Das unterscheidet die selbständigen weiblichen Individualitäten früherer Epochen wesentlich von den Trägerinnen der modernen Frauenbewegung. Diese begnügen sich nicht damit, zu sein, was sie sind, und für sich allein die Stellung zu genießen, die sich eine kraftvolle Persönlichkeit unter allen Umständen erobert; sie wollen die sozialen Konsequenzen ihrer Wesensbeschaffenheit ziehen und streben nach einer Umwandlung der herrschenden Normen zugunsten all derer, die anders geartet sind, als es diese Normen voraussetzen.

Darin liegt die große Bedeutung der Frauenbewegung, ihr Charakter als soziale Reformation. Aber dadurch wird sie auch – zum mindesten, was ihre dauernden Erfolge betrifft – von der Nachfolge abhängig, die sie sich zu schaffen vermag. Alles, was soziale Form, also Sitte, Brauch, Tradition werden soll, hat zur Voraussetzung eine Mehrheit; und die den Sitten zugrunde liegenden oder aus ihnen abstrahierten Anschauungen, die herrschenden Normen, sind der Ausdruck für den Durchschnittstypus, den die Menschen einer Epoche zeigen. Durch sie wird der einzelne mit seinen individuellen Bedürfnissen und Forderungen majorisiert; so weit er von ihnen abweicht, so weit muß er sich wider sie durchsetzen, oder, wenn seine persönliche Kraft nicht ausreicht, sich ihnen widerwillig unterordnen.

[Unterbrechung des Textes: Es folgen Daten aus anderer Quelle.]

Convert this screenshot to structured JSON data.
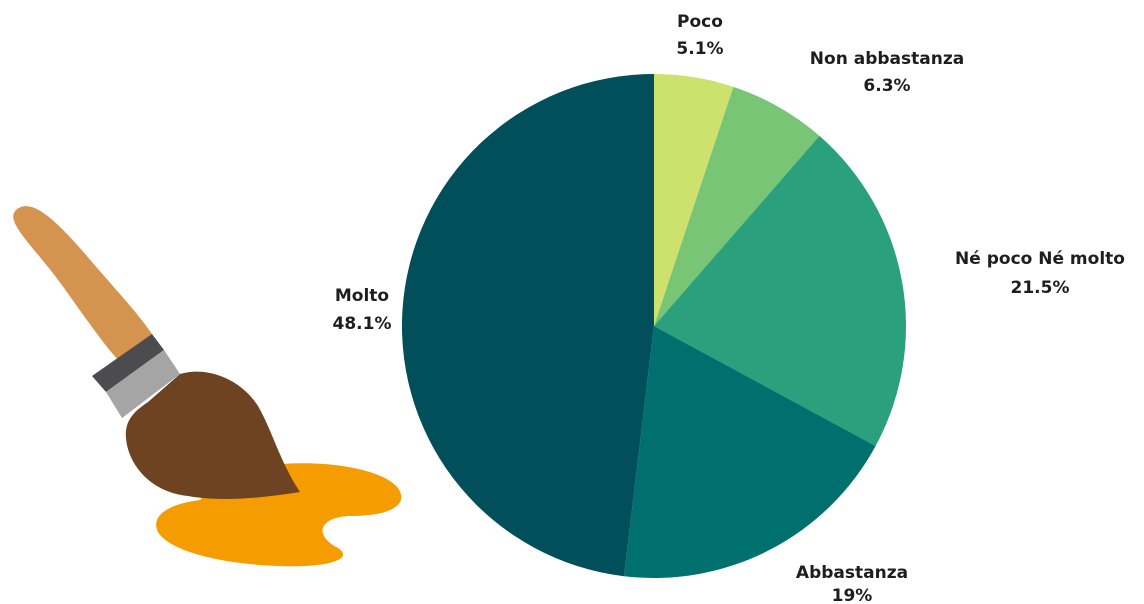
{
  "chart_data": {
    "type": "pie",
    "start": "top",
    "direction": "clockwise",
    "slices": [
      {
        "label": "Poco",
        "value": 5.1,
        "display": "5.1%",
        "color": "#cde26d"
      },
      {
        "label": "Non abbastanza",
        "value": 6.3,
        "display": "6.3%",
        "color": "#78c575"
      },
      {
        "label": "Né poco Né molto",
        "value": 21.5,
        "display": "21.5%",
        "color": "#2aa07c"
      },
      {
        "label": "Abbastanza",
        "value": 19,
        "display": "19%",
        "color": "#00706f"
      },
      {
        "label": "Molto",
        "value": 48.1,
        "display": "48.1%",
        "color": "#004f5b"
      }
    ]
  },
  "illustration": {
    "name": "paintbrush-icon",
    "colors": {
      "handle": "#d59350",
      "band_dark": "#4c4c4e",
      "band_light": "#a5a5a5",
      "bristles": "#6d4321",
      "paint": "#f59c00"
    }
  }
}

Dieser Kampf, der beständig von den abweichenden Einzelnen wider die herrschenden Normen geführt wird, um ihre Tyrannei zu brechen, greift tief in die Konstitution der Gesellschaft hinab, und der Prozeß, der sich dabei abspielt, ist nichts anderes als der organische Entwicklungsprozeß der Kultur selbst.

Man kann die in der menschlichen Gesellschaft vereinigten Individuen nach ihrem intellektuellen Charakter – wenn auch nur schematisch und ohne Berücksichtigung der Zwischenstufen – in zwei entgegengesetzte Gruppen scheiden. Sie entsprechen auf intellektuellem Gebiet den Tendenzen der Erhaltung und der Erneuerung, die nach der Darwinschen Auffassung bei der Entwicklung der Arten entscheiden; der große Psychiater Maudsley hat sie mit den kosmischen Grundgesetzen verglichen, indem er sagte:

»Die Gedankenwelt der Menschheit wird ebensogut von antagonistischen Kräften beherrscht, wie die den Planeten angewiesene Bahn: eine zentrifugale oder revolutionäre Kraft gibt den expansiven Impuls zu neuen Ideen, eine zentripetale oder konservative Kraft macht sich in der einschränkenden Gewohnheit geltend; und die Resultante aus diesen Gegensätzen bestimmt die Richtung, in welcher die geistige Entwicklung fortschreitet.«

Das Element der Beharrung im geistigen Leben wird durch die Mehrzahl repräsentiert, durch jene, welche die überlieferten Anschauungen für unveränderlich, die alten Wahrheiten für heilig und ewig halten, für göttliche Gebote oder für den Ausdruck eines über ihnen stehenden Sittengesetzes, dem sich jeder unterordnen muß.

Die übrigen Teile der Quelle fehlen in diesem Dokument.